Think how often you have witnessed someone crying, only to hear a well-meaning friend say, “Don’t cry!” We take a valid emotion and turn it into something to avoid.

I remember feeling very uncomfortable when people cried. I wanted to “fix” sad people and make them happy again.

But then I lost someone dear to me. And another loved one. Then several more.

And now, I feel differently.

When other people tried to fix my own sadness, my eyes were opened to how unhelpful it really is.

Now, I’ve come to the conclusion that sadness has its perfect place, and should not be ignored or fixed. Instead, it can be embraced and engaged, trusting that sorrow is meaningful.

Sorrow has its place, just as do laughter and even anger.

Though we mean well by trying to “fix” those who are sad, we only invalidate their experiences and emotions. We downplay whatever made them sad and try to rush along their recovery artificially. With our actions, we are telling sad people they are broken and need to be fixed immediately.

The grieving man needs friends to be with him. Not a band-aid for his soul when he instead needs empathy and a safe place to vent and be sad!

Once I went through sadness for myself, it became clear: sorrow is not the problem.

Our response to sorrow, however, is the problem.

“Don’t cry,” is just not the right thing to say, and I hope to never say it ever again. Instead, I will try to just be with you, giving you permission and freedom to be sad.

Why is it so tempting to cheer people up when they are down?

  • Timbeans

    thank you. there is this new-age spirituality going around that is all about positivity and the absolute abolishment of any emotion beside a ‘positive’ one. while being positive isn’t a bad thing, its a huge mistake to write off entire portions of yourself. there are reasons to be sad about things, being sad can be uncomfortable and being sad around others can make them uncomfortable, either directly as someone being empathetic, or indirectly from something someone buried and never dealt with. feeling an emotion is a way of overcoming a mental hurdle. it can be debilitating and even painful, but running away from these things is a giant mistake. There lies the reason people want to ‘make’ others happy, people always run from ‘painful’ things in pursuit of ‘pleasurable’ things. its a really big problem. Now, a final note, there is a fine line between dealing with something and being overcome by said thing. the difference between real depression and self imposed depression. falling into a steady state of ‘sadness’ is just another form of denial, just as running from sadness is a form of denial. denial is the real death.

    • Great thoughts to ponder. It’s so much easier to deny emotions than it is to embrace and learn from tough situations. I wonder if denial hints at an unwillingness to — or fear of — change.

      • Timbeans

        yeah, probably, at least in part. i realized not so long ago that most things or issues are generally multifaceted. For whatever reason in this world we are born as these amazing innocent immensely open and creative beings. For some of us, being around other people who have forgotten that thing, maybe either not being able to practice it, or just not seeing it reflected enough, whatever reason, there are a lot.
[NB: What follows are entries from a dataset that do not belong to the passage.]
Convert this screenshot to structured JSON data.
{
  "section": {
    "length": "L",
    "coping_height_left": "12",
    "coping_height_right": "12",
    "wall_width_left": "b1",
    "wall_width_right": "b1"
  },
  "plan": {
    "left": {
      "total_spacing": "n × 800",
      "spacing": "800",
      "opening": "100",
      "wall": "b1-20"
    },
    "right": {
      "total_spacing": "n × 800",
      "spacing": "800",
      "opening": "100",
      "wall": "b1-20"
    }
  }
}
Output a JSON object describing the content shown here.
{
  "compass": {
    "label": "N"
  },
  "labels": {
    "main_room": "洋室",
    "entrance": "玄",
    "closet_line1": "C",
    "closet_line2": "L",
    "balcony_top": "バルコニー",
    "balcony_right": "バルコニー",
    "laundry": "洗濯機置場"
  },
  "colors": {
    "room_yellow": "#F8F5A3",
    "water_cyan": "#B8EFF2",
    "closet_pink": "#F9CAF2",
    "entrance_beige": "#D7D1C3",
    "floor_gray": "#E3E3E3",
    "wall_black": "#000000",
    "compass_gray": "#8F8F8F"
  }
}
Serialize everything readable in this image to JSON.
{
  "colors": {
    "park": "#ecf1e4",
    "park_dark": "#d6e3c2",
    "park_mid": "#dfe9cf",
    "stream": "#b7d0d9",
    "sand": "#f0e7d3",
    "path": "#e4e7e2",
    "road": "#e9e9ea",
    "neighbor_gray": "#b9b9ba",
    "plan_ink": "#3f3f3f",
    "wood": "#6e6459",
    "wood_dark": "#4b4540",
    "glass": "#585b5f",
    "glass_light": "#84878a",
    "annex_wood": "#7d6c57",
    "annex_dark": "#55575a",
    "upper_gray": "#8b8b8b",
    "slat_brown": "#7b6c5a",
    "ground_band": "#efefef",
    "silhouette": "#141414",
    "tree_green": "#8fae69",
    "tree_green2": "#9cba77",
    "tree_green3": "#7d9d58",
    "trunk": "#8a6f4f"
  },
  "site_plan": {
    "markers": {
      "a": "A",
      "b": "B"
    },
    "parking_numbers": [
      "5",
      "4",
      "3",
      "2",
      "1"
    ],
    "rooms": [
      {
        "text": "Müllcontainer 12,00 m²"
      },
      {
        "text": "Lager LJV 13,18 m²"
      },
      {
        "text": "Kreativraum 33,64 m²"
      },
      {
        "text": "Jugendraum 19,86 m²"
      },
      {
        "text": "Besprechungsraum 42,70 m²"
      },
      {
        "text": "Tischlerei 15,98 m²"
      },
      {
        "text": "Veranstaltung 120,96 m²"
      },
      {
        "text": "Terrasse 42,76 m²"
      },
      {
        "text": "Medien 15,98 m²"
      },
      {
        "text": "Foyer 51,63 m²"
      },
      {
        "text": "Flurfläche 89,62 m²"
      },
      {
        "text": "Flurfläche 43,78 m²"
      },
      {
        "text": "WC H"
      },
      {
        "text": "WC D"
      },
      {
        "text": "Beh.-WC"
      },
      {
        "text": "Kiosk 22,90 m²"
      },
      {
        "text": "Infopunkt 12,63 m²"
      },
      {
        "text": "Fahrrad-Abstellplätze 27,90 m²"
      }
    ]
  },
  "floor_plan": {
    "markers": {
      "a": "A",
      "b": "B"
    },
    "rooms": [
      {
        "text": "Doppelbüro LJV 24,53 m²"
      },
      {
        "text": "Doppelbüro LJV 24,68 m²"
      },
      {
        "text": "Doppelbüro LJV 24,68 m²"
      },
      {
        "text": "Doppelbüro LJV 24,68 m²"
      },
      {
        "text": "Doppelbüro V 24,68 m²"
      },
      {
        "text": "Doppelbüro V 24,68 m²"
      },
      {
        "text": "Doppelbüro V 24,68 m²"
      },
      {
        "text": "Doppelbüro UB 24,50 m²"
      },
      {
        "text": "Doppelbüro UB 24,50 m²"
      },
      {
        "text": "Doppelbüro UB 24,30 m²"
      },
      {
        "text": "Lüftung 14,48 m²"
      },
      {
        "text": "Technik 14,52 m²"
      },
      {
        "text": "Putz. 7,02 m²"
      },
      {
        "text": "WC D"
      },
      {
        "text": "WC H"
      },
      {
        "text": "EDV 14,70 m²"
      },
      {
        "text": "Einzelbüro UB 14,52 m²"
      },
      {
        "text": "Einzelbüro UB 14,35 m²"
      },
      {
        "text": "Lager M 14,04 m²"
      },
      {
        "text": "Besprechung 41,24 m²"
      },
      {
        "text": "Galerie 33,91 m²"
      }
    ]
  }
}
Well, it generally starts to make someone ‘closed off’. You know, like turning into a rock, and that is what it is, i but i don’t think the vast majority of the people even realize it happens necessarily, or at least don’t have a very visceral understanding of it. so, yeah, i guess as an underlying base, yeah, denial could just be the bases or unwillingness to really take a person’s being and therefore state into account. That.. that can be a traumatic experience though. fully realizing, being aware of how you are as a whole, piece by piece. the ‘payoff’ though.. :D the pure grandous and immenseness of life in all its magnificence, all it beholds laid our before you. :) the transcendence of momentary ‘happiness’ for pure joy.